DENVER – Diabetes patients with stable symptoms of coronary artery disease appear to have a lower cardiac event risk than previously thought.
The yearly rate of cardiovascular death or nonfatal MI was just 2.4% in a series of 444 consecutive diabetes outpatients with symptoms suggestive of coronary artery disease (CAD) who underwent exercise treadmill or pharmacologic stress single-photon emission computed tomography (SPECT) myocardial perfusion imaging. The cardiovascular death rate of 0.4% per year and the nonfatal MI rate of 2.0% per year were surprisingly low, given that 39% of subjects had known CAD and the rest had symptoms suggestive of CAD, Dr. Jamieson M. Bourque noted at the annual meeting of the American Society of Nuclear Cardiology.
The explanation may be found at least in part in contemporary evidence-based intensive medical management for risk reduction in this traditionally high-risk population, added Dr. Bourque of the University of Virginia, Charlottesville.
Of the 444 symptomatic diabetes patients, 78.5% had no inducible ischemia on stress SPECT myocardial perfusion imaging, 16.5% had 1%-9% left ventricular ischemia, and 5% had left ventricular ischemia of at least 10%. Again, these are lower rates than would be expected based on historical data taken from the era before aggressive risk factor modification in patients with diabetes and CAD symptoms.
During a median 2.4 years of follow-up, the combined rate of cardiovascular death, nonfatal MI, or revascularization more than 4 weeks after myocardial perfusion imaging was 32% in patients with at least 10% left ventricular ischemia on their presenting SPECT study, 14% in those with 1%-9% ischemia, and 8% in those with no ischemia.
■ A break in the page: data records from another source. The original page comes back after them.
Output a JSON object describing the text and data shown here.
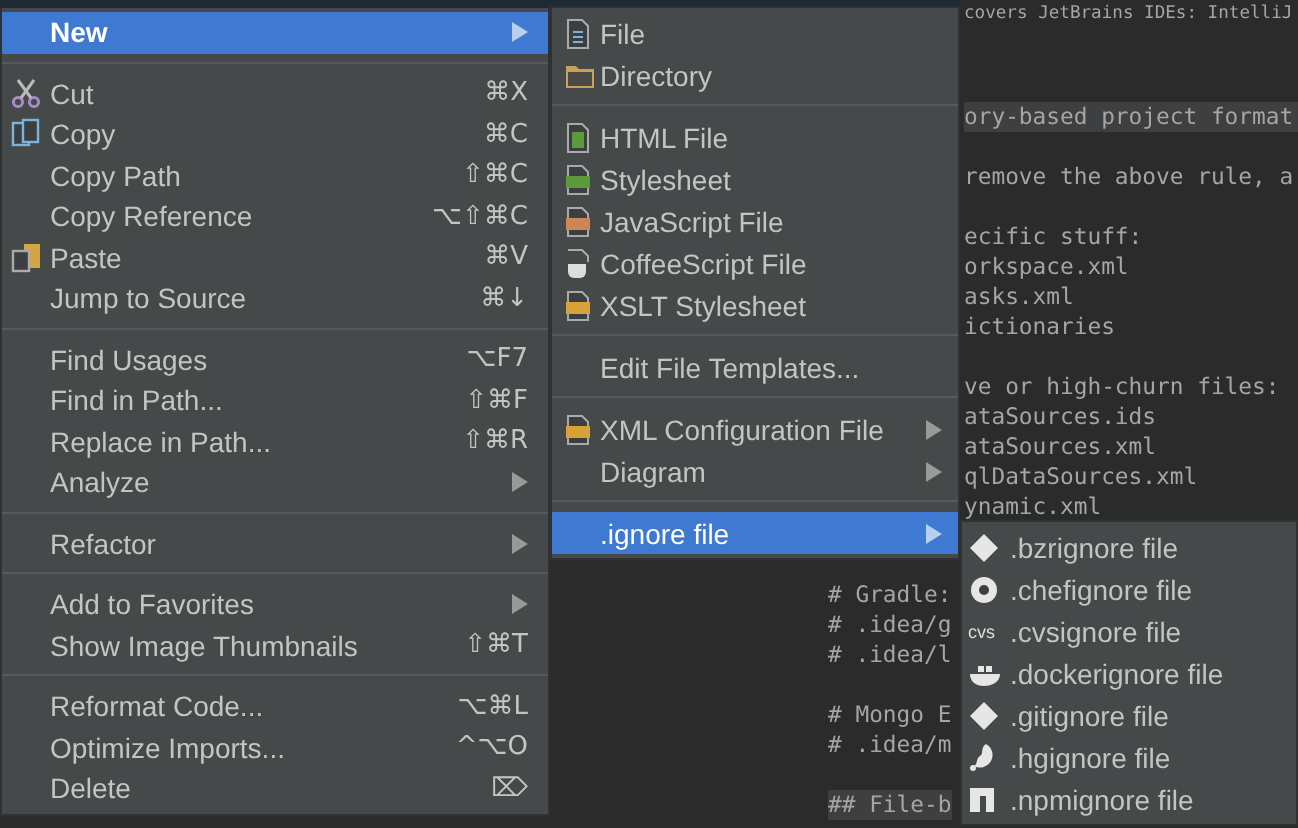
{
  "editor": {
    "upper_blocks": [
      {
        "highlighted": false,
        "lines": [
          "covers JetBrains IDEs: IntelliJ"
        ]
      },
      {
        "highlighted": true,
        "lines": [
          "ory-based project format"
        ]
      },
      {
        "highlighted": false,
        "lines": [
          "remove the above rule, a"
        ]
      },
      {
        "highlighted": false,
        "lines": [
          "ecific stuff:",
          "orkspace.xml",
          "asks.xml",
          "ictionaries"
        ]
      },
      {
        "highlighted": false,
        "lines": [
          "ve or high-churn files:",
          "ataSources.ids",
          "ataSources.xml",
          "qlDataSources.xml",
          "ynamic.xml"
        ]
      }
    ],
    "lower_blocks": [
      {
        "highlighted": false,
        "lines": [
          "# Gradle:",
          "# .idea/g",
          "# .idea/l"
        ]
      },
      {
        "highlighted": false,
        "lines": [
          "# Mongo E",
          "# .idea/m"
        ]
      },
      {
        "highlighted": true,
        "lines": [
          "## File-b"
        ]
      }
    ]
  },
  "context_menu": {
    "items": [
      {
        "kind": "item",
        "label": "New",
        "submenu": true,
        "selected": true
      },
      {
        "kind": "separator"
      },
      {
        "kind": "item",
        "label": "Cut",
        "shortcut": "⌘X",
        "submenu": false,
        "selected": false
      },
      {
        "kind": "item",
        "label": "Copy",
        "shortcut": "⌘C",
        "submenu": false,
        "selected": false
      },
      {
        "kind": "item",
        "label": "Copy Path",
        "shortcut": "⇧⌘C",
        "submenu": false,
        "selected": false
      },
      {
        "kind": "item",
        "label": "Copy Reference",
        "shortcut": "⌥⇧⌘C",
        "submenu": false,
        "selected": false
      },
      {
        "kind": "item",
        "label": "Paste",
        "shortcut": "⌘V",
        "submenu": false,
        "selected": false
      },
      {
        "kind": "item",
        "label": "Jump to Source",
        "shortcut": "⌘↓",
        "submenu": false,
        "selected": false
      },
      {
        "kind": "separator"
      },
      {
        "kind": "item",
        "label": "Find Usages",
        "shortcut": "⌥F7",
        "submenu": false,
        "selected": false
      },
      {
        "kind": "item",
        "label": "Find in Path...",
        "shortcut": "⇧⌘F",
        "submenu": false,
        "selected": false
      },
      {
        "kind": "item",
        "label": "Replace in Path...",
        "shortcut": "⇧⌘R",
        "submenu": false,
        "selected": false
      },
      {
        "kind": "item",
        "label": "Analyze",
        "submenu": true,
        "selected": false
      },
      {
        "kind": "separator"
      },
      {
        "kind": "item",
        "label": "Refactor",
        "submenu": true,
        "selected": false
      },
      {
        "kind": "separator"
      },
      {
        "kind": "item",
        "label": "Add to Favorites",
        "submenu": true,
        "selected": false
      },
      {
        "kind": "item",
        "label": "Show Image Thumbnails",
        "shortcut": "⇧⌘T",
        "submenu": false,
        "selected": false
      },
      {
        "kind": "separator"
      },
      {
        "kind": "item",
        "label": "Reformat Code...",
        "shortcut": "⌥⌘L",
        "submenu": false,
        "selected": false
      },
      {
        "kind": "item",
        "label": "Optimize Imports...",
        "shortcut": "^⌥O",
        "submenu": false,
        "selected": false
      },
      {
        "kind": "item",
        "label": "Delete",
        "shortcut": "⌦",
        "submenu": false,
        "selected": false
      }
    ]
  },
  "new_submenu": {
    "items": [
      {
        "kind": "item",
        "label": "File",
        "submenu": false,
        "selected": false
      },
      {
        "kind": "item",
        "label": "Directory",
        "submenu": false,
        "selected": false
      },
      {
        "kind": "separator"
      },
      {
        "kind": "item",
        "label": "HTML File",
        "submenu": false,
        "selected": false
      },
      {
        "kind": "item",
        "label": "Stylesheet",
        "submenu": false,
        "selected": false
      },
      {
        "kind": "item",
        "label": "JavaScript File",
        "submenu": false,
        "selected": false
      },
      {
        "kind": "item",
        "label": "CoffeeScript File",
        "submenu": false,
        "selected": false
      },
      {
        "kind": "item",
        "label": "XSLT Stylesheet",
        "submenu": false,
        "selected": false
      },
      {
        "kind": "separator"
      },
      {
        "kind": "item",
        "label": "Edit File Templates...",
        "submenu": false,
        "selected": false
      },
      {
        "kind": "separator"
      },
      {
        "kind": "item",
        "label": "XML Configuration File",
        "submenu": true,
        "selected": false
      },
      {
        "kind": "item",
        "label": "Diagram",
        "submenu": true,
        "selected": false
      },
      {
        "kind": "separator"
      },
      {
        "kind": "item",
        "label": ".ignore file",
        "submenu": true,
        "selected": true
      }
    ]
  },
  "ignore_submenu": {
    "items": [
      {
        "kind": "item",
        "label": ".bzrignore file",
        "submenu": false,
        "selected": false
      },
      {
        "kind": "item",
        "label": ".chefignore file",
        "submenu": false,
        "selected": false
      },
      {
        "kind": "item",
        "label": ".cvsignore file",
        "badge": "cvs",
        "submenu": false,
        "selected": false
      },
      {
        "kind": "item",
        "label": ".dockerignore file",
        "submenu": false,
        "selected": false
      },
      {
        "kind": "item",
        "label": ".gitignore file",
        "submenu": false,
        "selected": false
      },
      {
        "kind": "item",
        "label": ".hgignore file",
        "submenu": false,
        "selected": false
      },
      {
        "kind": "item",
        "label": ".npmignore file",
        "submenu": false,
        "selected": false
      }
    ]
  }
}
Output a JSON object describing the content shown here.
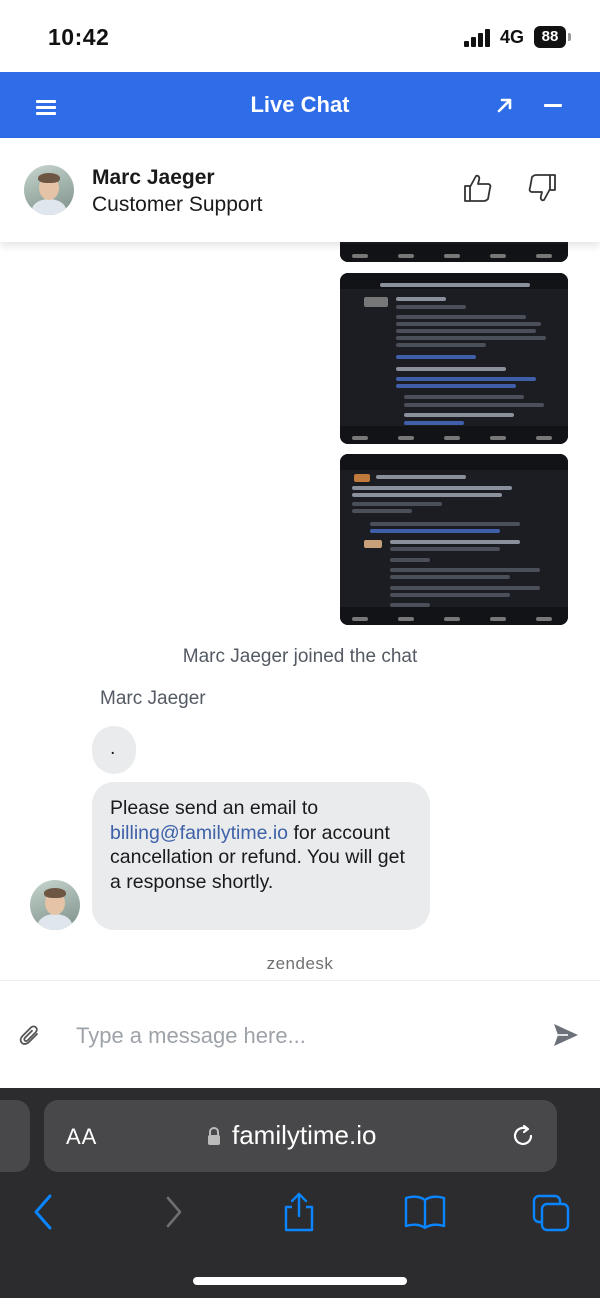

Patients who achieved at least 10 METs (metabolic equivalents) on the treadmill during testing had the best prognosis. The sole event that occurred in this subgroup was a late revascularization.
In all, 60% of hard cardiac events occurring in this study were in patients with no perfusion defects. This points to the need for improved patient selection and risk stratification techniques in diabetes patients, according to Dr. Bourque.
He declared having no financial conflicts.